You are using relations which Feynman developed for a charge moving at a
constant velocity, as viewed from an inertial frame (presumably your lab
frame). The CM frame of your two interacting electrons is not inertial.
Feynman explicitly states that his development is invalid if the charge is
accelerating (as viewed from an inertial frame).
Bob Sciamanda
Physics, Edinboro Univ of PA (em)
----- Original Message -----
From: "David Rutherford" <drutherford@SOFTCOM.NET>
To: <>
Sent: Saturday, June 16, 2001 09:30 PM
Subject: Re: 4/3 problem resolution/Action-reaction paradox in pdf format

On Sat, 16 Jun 2001 18:49:30 -0400, Bob Sciamanda <trebor@VELOCITY.NET>

I have not yet found the time to read your provoking writings, but let me
raise one question which I have noticed. You correctly state that the
Maxwellian forces of interaction between two electrons are not, in the
general case, "equal and opposite." You then state that these forces ARE
equal snd opposite in the CM frame, "because of symmetry". I doubt the
truth of this latter statement - please prove.

Hi Bob,

The electrons in the CM frame are always travelling on parallel paths at
the same speed, but opposite directions, or are both at rest, so v = -v'
or v = v' = 0. The Lorentz force on q due to q' is

F = q(E + v x B)

Substituting B = (1/c^2)(v' x E), you get

F = q(E + (1/c^2)(v x (v' x E))) (*)

and since

v x (v' x E) = v'(v . E) - E(v . v')

(*) becomes

F = q(E + (1/c^2)(v'(v . E) - E(v . v')))
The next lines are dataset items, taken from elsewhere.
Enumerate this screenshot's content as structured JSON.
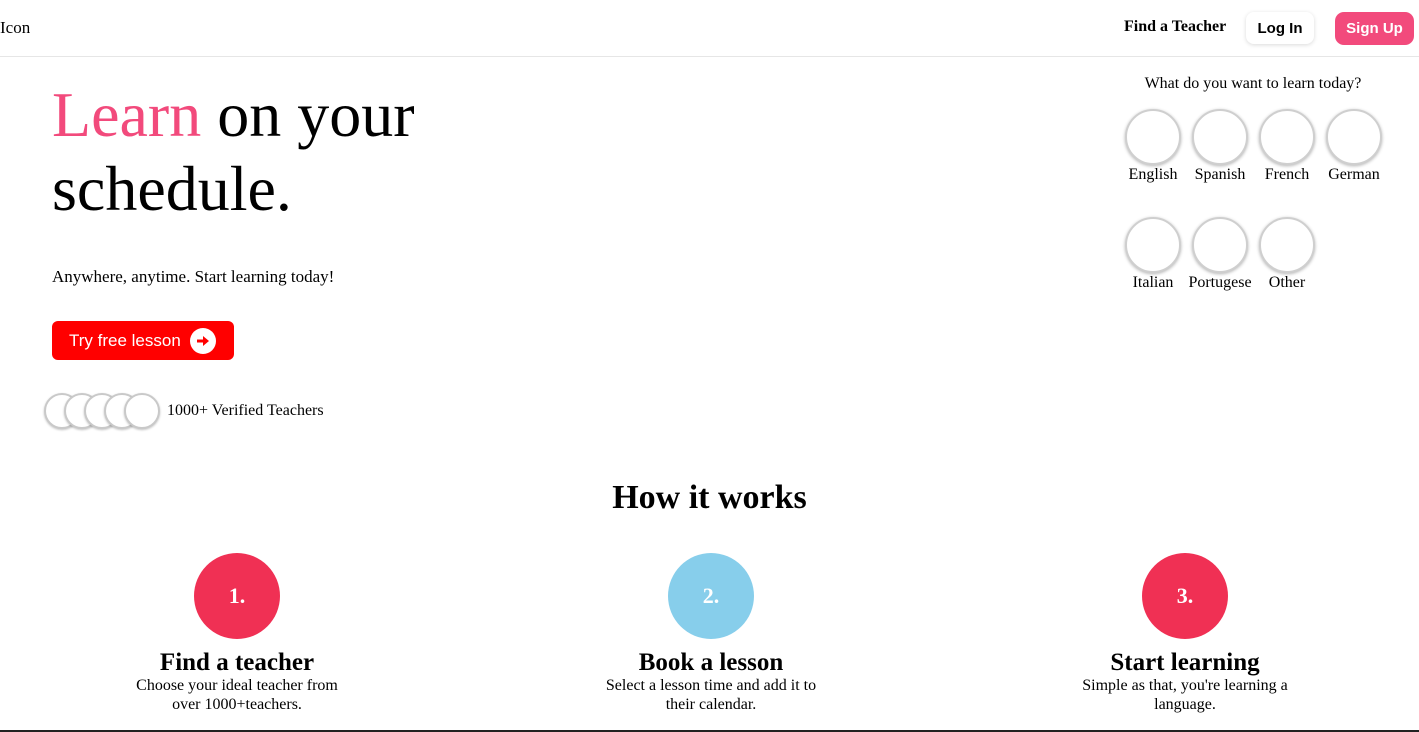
{
  "header": {
    "logo": "Icon",
    "find_teacher": "Find a Teacher",
    "login": "Log In",
    "signup": "Sign Up"
  },
  "hero": {
    "title_accent": "Learn",
    "title_rest": " on your schedule.",
    "subtitle": "Anywhere, anytime. Start learning today!",
    "cta": "Try free lesson",
    "teachers_count": "1000+ Verified Teachers"
  },
  "languages": {
    "question": "What do you want to learn today?",
    "items": [
      {
        "label": "English"
      },
      {
        "label": "Spanish"
      },
      {
        "label": "French"
      },
      {
        "label": "German"
      },
      {
        "label": "Italian"
      },
      {
        "label": "Portugese"
      },
      {
        "label": "Other"
      }
    ]
  },
  "how_it_works": {
    "title": "How it works",
    "steps": [
      {
        "num": "1.",
        "title": "Find a teacher",
        "desc": "Choose your ideal teacher from over 1000+teachers.",
        "color": "#f03054"
      },
      {
        "num": "2.",
        "title": "Book a lesson",
        "desc": "Select a lesson time and add it to their calendar.",
        "color": "#87ceeb"
      },
      {
        "num": "3.",
        "title": "Start learning",
        "desc": "Simple as that, you're learning a language.",
        "color": "#f03054"
      }
    ]
  },
  "colors": {
    "accent": "#f24a7c",
    "cta": "#ff0000"
  }
}
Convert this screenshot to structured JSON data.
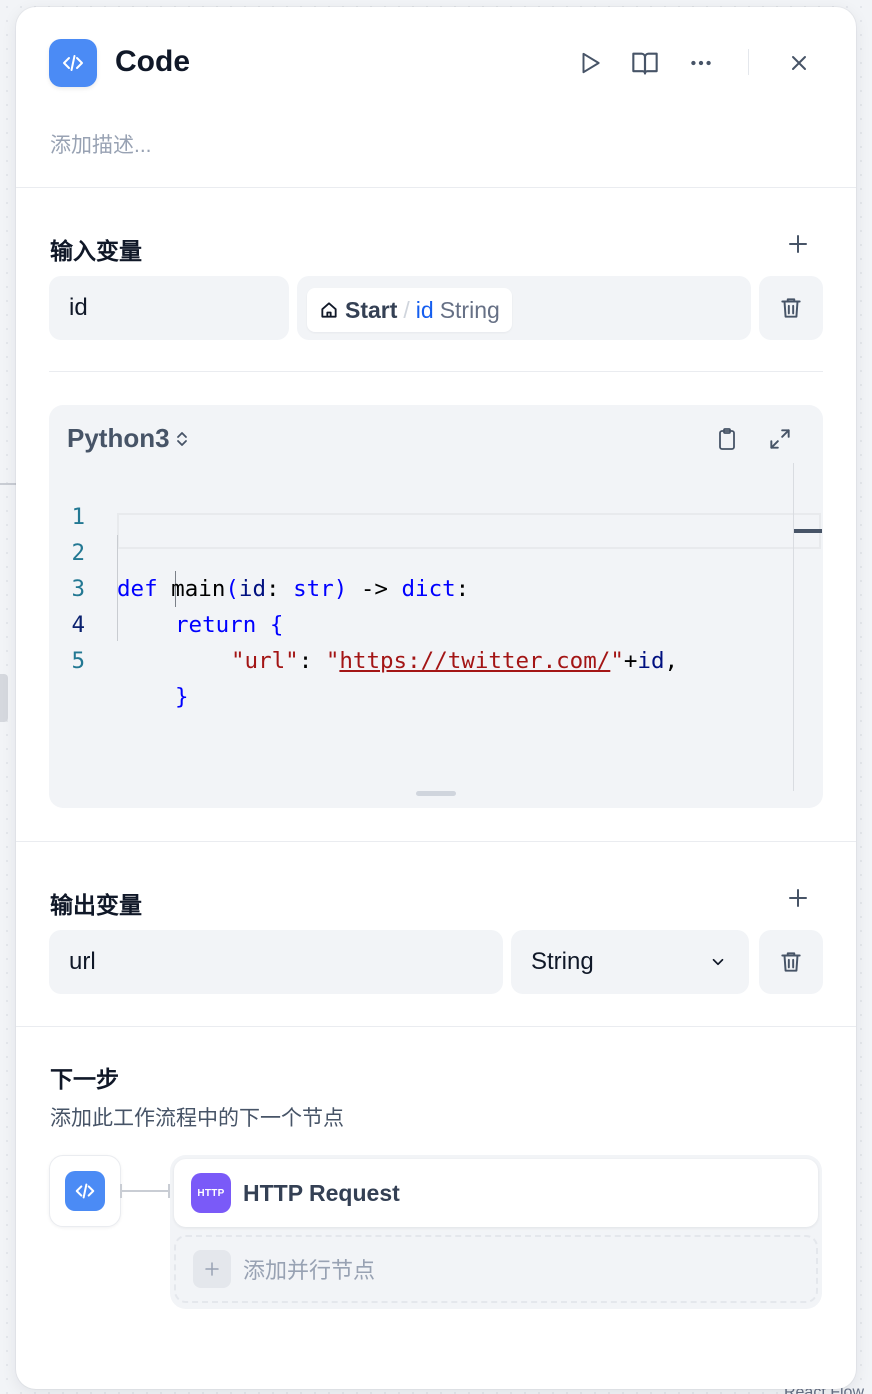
{
  "background": {
    "canvas_hint": "React Flow"
  },
  "header": {
    "title": "Code",
    "description_placeholder": "添加描述...",
    "icon": "code-icon",
    "actions": [
      "run-icon",
      "book-icon",
      "more-icon",
      "close-icon"
    ]
  },
  "input_vars": {
    "title": "输入变量",
    "items": [
      {
        "name": "id",
        "source_node": "Start",
        "source_sep": "/",
        "source_var": "id",
        "source_type": "String"
      }
    ]
  },
  "code_editor": {
    "language": "Python3",
    "lines": [
      {
        "num": "1"
      },
      {
        "num": "2",
        "kw1": "def",
        "fn": " main",
        "p1": "(",
        "arg": "id",
        "colon": ": ",
        "type": "str",
        "p2": ")",
        "arrow": " -> ",
        "ret": "dict",
        "end": ":"
      },
      {
        "num": "3",
        "kw": "return",
        "brace": " {"
      },
      {
        "num": "4",
        "key": "\"url\"",
        "sep": ": ",
        "q": "\"",
        "url": "https://twitter.com/",
        "q2": "\"",
        "plus": "+",
        "var": "id",
        "comma": ","
      },
      {
        "num": "5",
        "brace": "}"
      }
    ]
  },
  "output_vars": {
    "title": "输出变量",
    "items": [
      {
        "name": "url",
        "type": "String"
      }
    ]
  },
  "next_step": {
    "title": "下一步",
    "subtitle": "添加此工作流程中的下一个节点",
    "nodes": [
      {
        "icon_text": "HTTP",
        "label": "HTTP Request"
      }
    ],
    "add_parallel_label": "添加并行节点"
  },
  "colors": {
    "accent": "#4b8bf5",
    "http": "#7a5af8",
    "link": "#155eef"
  }
}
The electric fields are equal in magnitude and opposite in direction, so
E = -E', and since q = q', we can say for the case v = -v' in the CM

F = -q'(E' + (1/c^2)(v(v' . E') - E'(v' . v))) (**)

From the vector identity

v' x (v x E') = v(v' . E') - E'(v' . v)

we can write (**) as

F = -q'(E' + (1/c^2)(v' x (v x E'))) (***)

or, since B' = (1/c^2)(v x E'), we can write (***) as

F = -q'(E' + v' x B')

and, since F' = q'(E' + v' x B'),

F = -F'

Now, for the case v = v' = 0, we have simply

F = qE = -q'E' = -F'

So for all cases in the CM frame, the forces are equal and opposite,
using just the Lorentz force equations.

Dave Rutherford
"New Transformation Equations and the Electric Field Four-vector"